In the job description online, the Denver Chick-fil-A shared that you'll be successful if you are hard-working, team-oriented, friendly, honest, and have great customer skills. You should also plan to have a flexible schedule. But, most importantly, the post said, "The more outgoing you are the better we like it!" So, this is definitely not the job for those who are shrinking violets or hate being around people. As a mascot, your primary job is to charm and interact with customers.

Anyone who has ever applied to a job, whether you have experience or not, knows that the expectations can sometimes be vague. The company is trying to sell itself to a potential hire as much as the prospective hire will have to sell themselves to the company should they go through with the application.
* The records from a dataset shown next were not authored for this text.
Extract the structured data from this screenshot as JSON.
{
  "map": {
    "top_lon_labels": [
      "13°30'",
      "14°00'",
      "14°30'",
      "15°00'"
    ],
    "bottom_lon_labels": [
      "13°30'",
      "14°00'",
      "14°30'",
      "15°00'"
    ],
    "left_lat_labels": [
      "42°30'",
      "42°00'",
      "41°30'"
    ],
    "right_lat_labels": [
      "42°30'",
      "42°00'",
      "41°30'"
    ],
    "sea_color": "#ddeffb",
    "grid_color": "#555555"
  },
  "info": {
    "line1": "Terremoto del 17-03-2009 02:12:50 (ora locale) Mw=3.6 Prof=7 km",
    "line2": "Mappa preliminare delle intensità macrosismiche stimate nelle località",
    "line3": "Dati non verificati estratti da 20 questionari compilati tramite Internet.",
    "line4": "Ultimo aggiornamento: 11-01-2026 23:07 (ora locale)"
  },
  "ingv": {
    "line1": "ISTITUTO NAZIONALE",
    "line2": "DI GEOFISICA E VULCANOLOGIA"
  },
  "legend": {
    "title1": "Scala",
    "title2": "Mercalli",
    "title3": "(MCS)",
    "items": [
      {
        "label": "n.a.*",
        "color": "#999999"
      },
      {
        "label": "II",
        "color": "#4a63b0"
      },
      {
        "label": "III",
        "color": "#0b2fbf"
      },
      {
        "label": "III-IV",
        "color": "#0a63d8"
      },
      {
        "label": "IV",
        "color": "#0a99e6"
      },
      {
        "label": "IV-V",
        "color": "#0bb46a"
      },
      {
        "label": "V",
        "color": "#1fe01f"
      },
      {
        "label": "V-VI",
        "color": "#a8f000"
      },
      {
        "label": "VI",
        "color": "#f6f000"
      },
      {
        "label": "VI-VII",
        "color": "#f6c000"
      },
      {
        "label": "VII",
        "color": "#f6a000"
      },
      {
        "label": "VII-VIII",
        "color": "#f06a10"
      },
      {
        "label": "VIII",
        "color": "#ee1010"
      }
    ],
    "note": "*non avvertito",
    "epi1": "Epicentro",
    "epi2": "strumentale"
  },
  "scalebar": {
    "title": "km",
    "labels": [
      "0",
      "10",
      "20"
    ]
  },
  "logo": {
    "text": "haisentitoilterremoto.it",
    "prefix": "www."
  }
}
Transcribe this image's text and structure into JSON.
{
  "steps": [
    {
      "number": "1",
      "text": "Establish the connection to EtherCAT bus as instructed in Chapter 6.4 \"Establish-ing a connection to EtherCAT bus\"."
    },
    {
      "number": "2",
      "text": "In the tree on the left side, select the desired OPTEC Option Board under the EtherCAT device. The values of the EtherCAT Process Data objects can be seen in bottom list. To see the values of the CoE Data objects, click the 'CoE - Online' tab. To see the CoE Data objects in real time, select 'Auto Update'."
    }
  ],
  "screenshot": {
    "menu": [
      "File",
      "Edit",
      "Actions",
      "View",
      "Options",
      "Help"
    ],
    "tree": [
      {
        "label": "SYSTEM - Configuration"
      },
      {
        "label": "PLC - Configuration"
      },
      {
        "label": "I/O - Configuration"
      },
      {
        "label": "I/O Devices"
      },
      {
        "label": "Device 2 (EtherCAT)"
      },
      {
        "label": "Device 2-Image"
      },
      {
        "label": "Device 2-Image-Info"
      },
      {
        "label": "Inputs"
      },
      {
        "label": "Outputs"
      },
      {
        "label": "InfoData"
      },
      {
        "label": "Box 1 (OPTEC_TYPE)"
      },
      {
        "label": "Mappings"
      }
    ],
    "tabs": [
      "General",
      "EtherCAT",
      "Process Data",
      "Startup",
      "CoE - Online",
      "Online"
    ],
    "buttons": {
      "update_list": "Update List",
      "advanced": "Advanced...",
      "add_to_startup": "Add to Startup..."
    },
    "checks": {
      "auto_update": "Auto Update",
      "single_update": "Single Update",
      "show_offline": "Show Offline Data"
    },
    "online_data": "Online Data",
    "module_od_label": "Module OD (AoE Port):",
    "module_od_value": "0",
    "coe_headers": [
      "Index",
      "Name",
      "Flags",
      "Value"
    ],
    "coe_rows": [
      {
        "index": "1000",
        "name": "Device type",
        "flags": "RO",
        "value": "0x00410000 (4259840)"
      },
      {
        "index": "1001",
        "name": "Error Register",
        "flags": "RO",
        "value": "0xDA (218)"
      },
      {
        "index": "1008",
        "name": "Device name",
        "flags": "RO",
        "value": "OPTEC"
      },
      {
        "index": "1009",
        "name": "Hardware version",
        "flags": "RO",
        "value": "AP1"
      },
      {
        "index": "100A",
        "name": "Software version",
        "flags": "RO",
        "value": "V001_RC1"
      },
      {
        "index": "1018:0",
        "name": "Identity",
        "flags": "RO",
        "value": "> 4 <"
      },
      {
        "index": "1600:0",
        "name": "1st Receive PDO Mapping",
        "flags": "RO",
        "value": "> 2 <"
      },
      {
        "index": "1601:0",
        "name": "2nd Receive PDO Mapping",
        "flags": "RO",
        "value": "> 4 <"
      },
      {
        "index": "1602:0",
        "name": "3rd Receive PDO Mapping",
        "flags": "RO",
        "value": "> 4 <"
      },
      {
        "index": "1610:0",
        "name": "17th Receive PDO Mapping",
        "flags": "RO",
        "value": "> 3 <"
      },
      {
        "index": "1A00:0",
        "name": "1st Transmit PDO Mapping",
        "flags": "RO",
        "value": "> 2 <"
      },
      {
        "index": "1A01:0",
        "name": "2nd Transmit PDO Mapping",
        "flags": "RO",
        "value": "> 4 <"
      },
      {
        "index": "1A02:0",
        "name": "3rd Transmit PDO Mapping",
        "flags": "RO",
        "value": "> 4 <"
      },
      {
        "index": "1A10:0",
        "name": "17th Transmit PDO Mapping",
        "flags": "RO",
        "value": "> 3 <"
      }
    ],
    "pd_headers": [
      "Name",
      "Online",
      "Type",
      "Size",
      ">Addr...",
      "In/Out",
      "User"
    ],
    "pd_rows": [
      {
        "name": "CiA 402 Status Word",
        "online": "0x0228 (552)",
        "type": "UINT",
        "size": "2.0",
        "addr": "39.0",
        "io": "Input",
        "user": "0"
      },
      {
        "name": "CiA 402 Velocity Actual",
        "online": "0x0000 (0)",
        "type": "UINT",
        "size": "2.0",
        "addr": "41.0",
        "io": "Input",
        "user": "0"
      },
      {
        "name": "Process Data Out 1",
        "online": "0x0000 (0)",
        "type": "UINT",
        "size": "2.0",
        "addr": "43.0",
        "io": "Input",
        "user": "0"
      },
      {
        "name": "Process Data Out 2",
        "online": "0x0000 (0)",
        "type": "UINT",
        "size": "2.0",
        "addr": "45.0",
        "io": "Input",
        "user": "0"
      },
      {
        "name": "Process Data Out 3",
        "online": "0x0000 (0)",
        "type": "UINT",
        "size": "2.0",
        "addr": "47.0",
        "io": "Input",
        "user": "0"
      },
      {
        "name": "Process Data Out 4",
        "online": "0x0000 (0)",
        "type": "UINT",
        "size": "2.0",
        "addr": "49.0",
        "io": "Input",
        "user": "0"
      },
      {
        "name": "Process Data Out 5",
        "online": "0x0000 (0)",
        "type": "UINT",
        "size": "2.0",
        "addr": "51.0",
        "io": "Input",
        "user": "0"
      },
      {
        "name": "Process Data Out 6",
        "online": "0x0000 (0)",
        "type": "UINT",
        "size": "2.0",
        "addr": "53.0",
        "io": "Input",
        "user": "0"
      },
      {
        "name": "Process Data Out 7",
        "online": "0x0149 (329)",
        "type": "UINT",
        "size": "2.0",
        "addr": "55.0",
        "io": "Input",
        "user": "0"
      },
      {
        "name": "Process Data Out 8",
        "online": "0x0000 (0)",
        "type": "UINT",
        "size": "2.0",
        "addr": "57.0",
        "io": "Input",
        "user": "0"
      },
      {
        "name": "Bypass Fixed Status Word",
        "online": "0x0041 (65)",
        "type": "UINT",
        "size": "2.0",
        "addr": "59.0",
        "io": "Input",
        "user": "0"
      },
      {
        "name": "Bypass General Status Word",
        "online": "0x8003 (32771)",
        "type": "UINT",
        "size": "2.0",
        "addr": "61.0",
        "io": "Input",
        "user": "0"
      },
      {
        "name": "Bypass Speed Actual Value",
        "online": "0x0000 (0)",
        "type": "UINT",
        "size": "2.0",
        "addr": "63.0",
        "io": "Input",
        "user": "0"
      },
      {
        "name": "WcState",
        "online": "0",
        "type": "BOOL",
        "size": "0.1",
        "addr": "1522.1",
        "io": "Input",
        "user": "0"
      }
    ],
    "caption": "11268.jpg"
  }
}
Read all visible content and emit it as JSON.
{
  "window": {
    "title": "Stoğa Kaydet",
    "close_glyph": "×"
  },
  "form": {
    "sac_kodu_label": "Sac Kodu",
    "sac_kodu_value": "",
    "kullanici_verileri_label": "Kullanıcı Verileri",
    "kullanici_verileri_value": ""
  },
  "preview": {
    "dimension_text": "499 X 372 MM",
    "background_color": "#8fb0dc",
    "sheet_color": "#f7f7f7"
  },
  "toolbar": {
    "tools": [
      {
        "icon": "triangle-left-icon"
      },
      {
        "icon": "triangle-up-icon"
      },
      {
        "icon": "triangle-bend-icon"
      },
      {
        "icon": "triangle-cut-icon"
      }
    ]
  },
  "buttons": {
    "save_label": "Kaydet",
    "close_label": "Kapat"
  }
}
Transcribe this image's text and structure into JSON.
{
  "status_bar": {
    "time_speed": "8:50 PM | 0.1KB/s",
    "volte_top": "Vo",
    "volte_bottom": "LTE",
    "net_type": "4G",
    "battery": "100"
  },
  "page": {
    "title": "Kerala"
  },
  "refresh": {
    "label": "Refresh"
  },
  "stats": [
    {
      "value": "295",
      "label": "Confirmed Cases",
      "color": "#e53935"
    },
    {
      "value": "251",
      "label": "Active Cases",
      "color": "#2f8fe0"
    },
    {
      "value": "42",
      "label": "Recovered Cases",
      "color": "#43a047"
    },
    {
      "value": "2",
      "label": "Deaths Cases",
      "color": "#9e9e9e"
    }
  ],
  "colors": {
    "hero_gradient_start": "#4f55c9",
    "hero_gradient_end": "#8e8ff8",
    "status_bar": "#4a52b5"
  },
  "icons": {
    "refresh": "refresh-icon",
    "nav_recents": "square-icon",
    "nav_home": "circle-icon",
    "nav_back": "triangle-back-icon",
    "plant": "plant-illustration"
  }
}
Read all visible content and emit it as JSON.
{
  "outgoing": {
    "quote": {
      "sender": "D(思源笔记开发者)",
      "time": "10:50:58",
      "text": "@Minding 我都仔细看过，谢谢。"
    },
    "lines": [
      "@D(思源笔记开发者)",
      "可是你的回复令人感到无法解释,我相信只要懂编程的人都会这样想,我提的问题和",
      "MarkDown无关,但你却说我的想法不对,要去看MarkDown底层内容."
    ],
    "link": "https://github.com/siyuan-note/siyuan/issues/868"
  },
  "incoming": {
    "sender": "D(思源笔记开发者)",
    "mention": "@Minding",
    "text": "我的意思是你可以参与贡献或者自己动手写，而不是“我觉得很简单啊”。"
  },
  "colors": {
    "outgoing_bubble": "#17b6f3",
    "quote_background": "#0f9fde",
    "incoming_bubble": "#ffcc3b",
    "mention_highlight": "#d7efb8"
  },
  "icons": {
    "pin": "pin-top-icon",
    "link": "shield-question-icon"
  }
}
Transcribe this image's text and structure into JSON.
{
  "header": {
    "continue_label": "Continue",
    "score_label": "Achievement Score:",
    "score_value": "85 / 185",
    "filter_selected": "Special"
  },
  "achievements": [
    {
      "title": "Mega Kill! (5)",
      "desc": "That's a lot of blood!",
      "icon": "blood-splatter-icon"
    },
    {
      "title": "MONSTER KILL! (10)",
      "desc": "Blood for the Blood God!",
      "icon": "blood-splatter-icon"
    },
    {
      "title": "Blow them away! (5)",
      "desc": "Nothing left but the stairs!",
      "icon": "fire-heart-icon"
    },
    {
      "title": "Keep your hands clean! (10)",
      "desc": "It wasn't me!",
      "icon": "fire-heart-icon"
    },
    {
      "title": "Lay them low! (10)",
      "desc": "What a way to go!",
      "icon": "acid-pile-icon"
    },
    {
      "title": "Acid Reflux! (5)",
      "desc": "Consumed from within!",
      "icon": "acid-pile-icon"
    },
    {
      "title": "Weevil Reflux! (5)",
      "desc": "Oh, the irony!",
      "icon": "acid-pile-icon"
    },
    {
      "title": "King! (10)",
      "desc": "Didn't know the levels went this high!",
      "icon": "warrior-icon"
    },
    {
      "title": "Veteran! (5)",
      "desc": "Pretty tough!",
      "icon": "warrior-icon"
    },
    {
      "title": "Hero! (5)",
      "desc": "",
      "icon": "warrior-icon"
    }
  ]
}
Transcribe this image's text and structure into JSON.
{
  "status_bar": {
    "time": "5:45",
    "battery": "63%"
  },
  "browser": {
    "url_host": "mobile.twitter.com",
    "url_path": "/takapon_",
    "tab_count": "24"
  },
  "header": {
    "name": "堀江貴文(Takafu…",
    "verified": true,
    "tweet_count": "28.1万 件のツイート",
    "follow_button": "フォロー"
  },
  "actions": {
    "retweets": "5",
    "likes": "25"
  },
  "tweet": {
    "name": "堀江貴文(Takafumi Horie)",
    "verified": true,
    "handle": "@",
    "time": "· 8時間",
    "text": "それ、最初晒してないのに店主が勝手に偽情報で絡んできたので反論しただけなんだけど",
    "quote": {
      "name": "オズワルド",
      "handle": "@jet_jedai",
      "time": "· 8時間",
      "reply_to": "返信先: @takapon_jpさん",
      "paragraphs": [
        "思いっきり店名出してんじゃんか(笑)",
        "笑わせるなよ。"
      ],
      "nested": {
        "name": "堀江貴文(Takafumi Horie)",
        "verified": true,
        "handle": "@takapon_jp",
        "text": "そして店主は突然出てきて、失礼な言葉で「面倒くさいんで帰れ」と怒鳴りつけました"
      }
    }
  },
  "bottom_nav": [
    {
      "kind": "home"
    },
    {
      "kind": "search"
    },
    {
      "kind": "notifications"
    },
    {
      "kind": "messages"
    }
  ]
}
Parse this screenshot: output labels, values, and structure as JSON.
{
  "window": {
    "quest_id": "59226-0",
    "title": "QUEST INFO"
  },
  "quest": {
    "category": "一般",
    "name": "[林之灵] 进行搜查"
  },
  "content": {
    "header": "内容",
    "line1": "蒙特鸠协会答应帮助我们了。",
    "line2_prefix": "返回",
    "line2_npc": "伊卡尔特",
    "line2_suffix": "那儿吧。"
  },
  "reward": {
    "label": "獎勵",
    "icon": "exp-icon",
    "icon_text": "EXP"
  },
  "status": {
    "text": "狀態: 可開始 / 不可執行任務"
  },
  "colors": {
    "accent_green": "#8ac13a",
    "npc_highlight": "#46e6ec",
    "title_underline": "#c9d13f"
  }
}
So, prospective Chick-fil-A Cows might find it helpful to know what they're in for from a former Chick-fil-A Cow before heading into an interview at the Dever restaurant.

It's more than saying, "my pleasure," too

One of the trickiest parts of being a mascot is making every gesture over the top to make it stand out since you are in a cow suit. "I lean all the way over to look sad if I scare a kid on accident, or I hide behind something and cover my fake eyes to look scared too. Every movement needs to count in a big way," wrote Crystal Stemberger on Budgets Are Sexy. Other than that, all you have to do is give hugs, pat heads, shake hands, dance, and take photos with customers.

Naturally, there are downsides that take some grit and determination to be a Chick-fil-A Cow. The first is that the suit gets really hot and you'll probably be drenched in sweat, but it's a good cardio workout according to Stemberger. The suit is also hard to see out of, and it can be difficult to manage sometimes. Plus, older customers don't always realize how top-heavy it is and can accidentally (or purposefully) knock you over from time to time. (Does that count as cow tipping?)  Finally, the pay wasn't great when Stemberger wrote about being the mascot at a Houston location in 2015. So, don't think you'll be making bank, but expect a fun side gig that's definitely a conversation starter.

So, if you're local to Denver and think you have what it takes to be a Chick-fil-A Cow, visit Indeed and submit your application today.